Energy, WV PSC

Hope Gas provides PSC with outline of its farm tap plan

dbeard@dominionpost.com

MORGANTOWN – Hope Gas has spelled out to the Public Service Commission its farm tap plan – its plan to abandon its Red Lines and convert up to 629 farm tap customers in 22 counties to propane or electricity.

Jeffrey S. Nehr, Hope’s senior vice president for Gas Supply and Corporate Development, provided testimony and a 10-page outline to the PSC on Tuesday. He said Hope proposes that the PSC grant its request subject to the processes Hope outlines.

While not calling it a pilot program, as PSC staff recommended, Nehr said Hope’s plan is similar in ways and will unfold gradually, and the company will provide annual filings to the PSC.

“Hope will be transparent by its annual filings and present specific information about the Red Lines to be abandoned and customers to be converted during an upcoming annual period, and will require Hope to file a post-period report on what work actually occurred during that prior annual period,” he said. “Hope’s and staff’s approach recognize the reality that Red Line abandonments and customer conversions do not occur overnight; rather, they require planning and time as Hope has always stated and expected.”

While Hope will maintain communication, he said, the plan won’t require additional PSC proceedings.

Nehr talked about questions that arose at the three recent town hall meetings held to explain its plan. Residents would not clear about how conversion to propane would affect their bills, as propane costs more than natural gas.

He told them that their propane supply would be subsidized and blended into Hope’s overall rate structure – spread across all ratepayers. When he explained that, he told PSC, “there was great relief.” Hope opposes a Consumer Advocate Division suggestion that the new propane customers pay a higher separate cost to avoid subsidization by other customers.

Hope will provide the new customers a choice of replacement propane appliances, and propane-fueled backup generators, and cover those costs, he said.

The company will meet with each customer before starting anything, he said, to determine what alternative fuel options exist for them.

Nehr previously outlined three options for free gas customers, and restated them on Tuesday: The producer supplying the free gas can acquire the Red Line in question; the producer can move the customer to another line it already owns; or the customer can apply to become a Hope customer with propane service.

For those who choose the third option, he said, the producer should bear the conversion costs and the propane supply costs.

“Hope and its customers should not be required to bear the costs to convert a free-gas consumer to an alternative energy source; particularly so where the producer with the free-gas obligation rejects the first two options,” he said. “In other words, the free-gas consumer continues to receive ‘free’ service but Hope’s bill for that service recognizes that it is the producer who is obligated for that service and must pay Hope for it.”

The process outline explains that Hope will abandon Red Lines in three states: lines with no farm tap or free gas customers; lines with farm tap and free gas customers but no production connections; lines with farm tap and free gas customers and production connections.

Within 60 days of a PSC order granting permission to abandon the lines and begin converting customers, Hope will submit an initial report for the immediate 12-month planning period that indicates which lines will be abandoned.

For farm tap customers, Hope will meet with qualified propane service companies to develop plans, including such things as storage tanks and transportation issues.
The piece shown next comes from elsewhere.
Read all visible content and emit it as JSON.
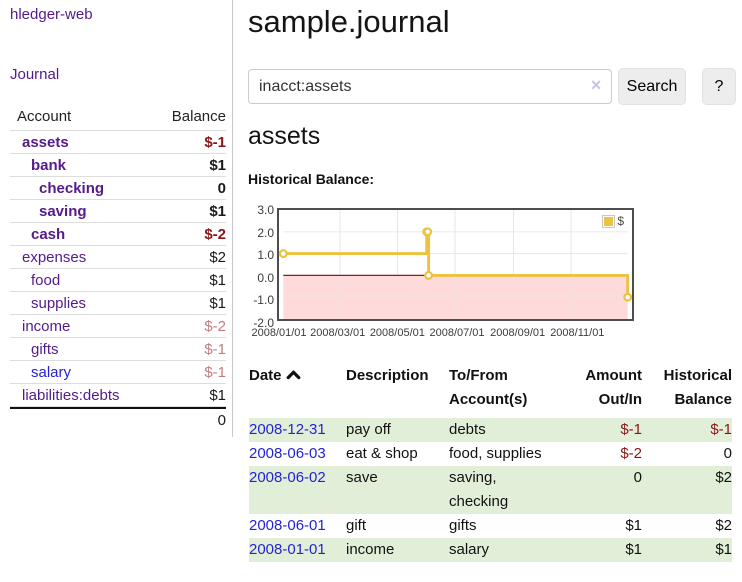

Hoe will also work with replacement appliance providers. After it meets with these providers, it will then meet with customers to present their options to them.

“Hope and the Customer shall discuss and together reasonably determine the option to be implemented and a reasonable timeline for implementation of the conversion.” Hope is covering the costs and recognizes that the best option may not be the cheapest. Customers will be able to choose the most suitable appliances from the available options.
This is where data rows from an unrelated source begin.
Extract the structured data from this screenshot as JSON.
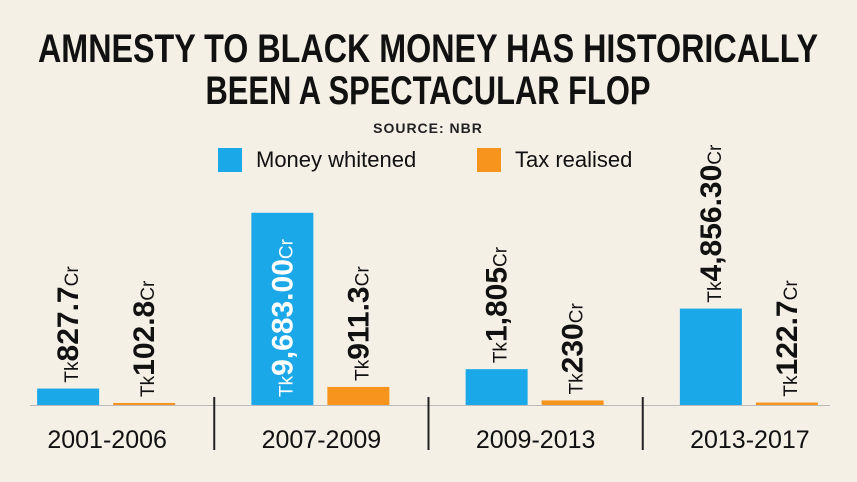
{
  "chart_data": {
    "type": "bar",
    "title_lines": [
      "AMNESTY TO BLACK MONEY HAS HISTORICALLY",
      "BEEN A SPECTACULAR FLOP"
    ],
    "source": "SOURCE: NBR",
    "categories": [
      "2001-2006",
      "2007-2009",
      "2009-2013",
      "2013-2017"
    ],
    "series": [
      {
        "name": "Money whitened",
        "color": "#1ba8e8",
        "values": [
          827.7,
          9683.0,
          1805,
          4856.3
        ],
        "value_labels": [
          "Tk827.7Cr",
          "Tk9,683.00Cr",
          "Tk1,805Cr",
          "Tk4,856.30Cr"
        ]
      },
      {
        "name": "Tax realised",
        "color": "#f7941d",
        "values": [
          102.8,
          911.3,
          230,
          122.7
        ],
        "value_labels": [
          "Tk102.8Cr",
          "Tk911.3Cr",
          "Tk230Cr",
          "Tk122.7Cr"
        ]
      }
    ],
    "ylim": [
      0,
      10000
    ]
  }
}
The plan notes that Hope will not begin a conversion unless it can be completed by Oct. 1 of the year in question, so that the customer is not deprived of heat during the winter heating season.

Hope Gas is proposing to abandon in place or transfer to other companies the Red Lines – that it previously acquired from Equitrans and Dominion Gathering and Processing. Hope bought about 3,000 miles of pipeline, it said, with about 14,800 farm-tap customers.

Hope said some of those lines – about 1,068 miles – are no longer necessary or useful, and that providing safe, reliable, economic service to the farm-tap customers along those lines is in jeopardy because existing service “is either unsafe, unreliable, uneconomical, or any combination of the three.”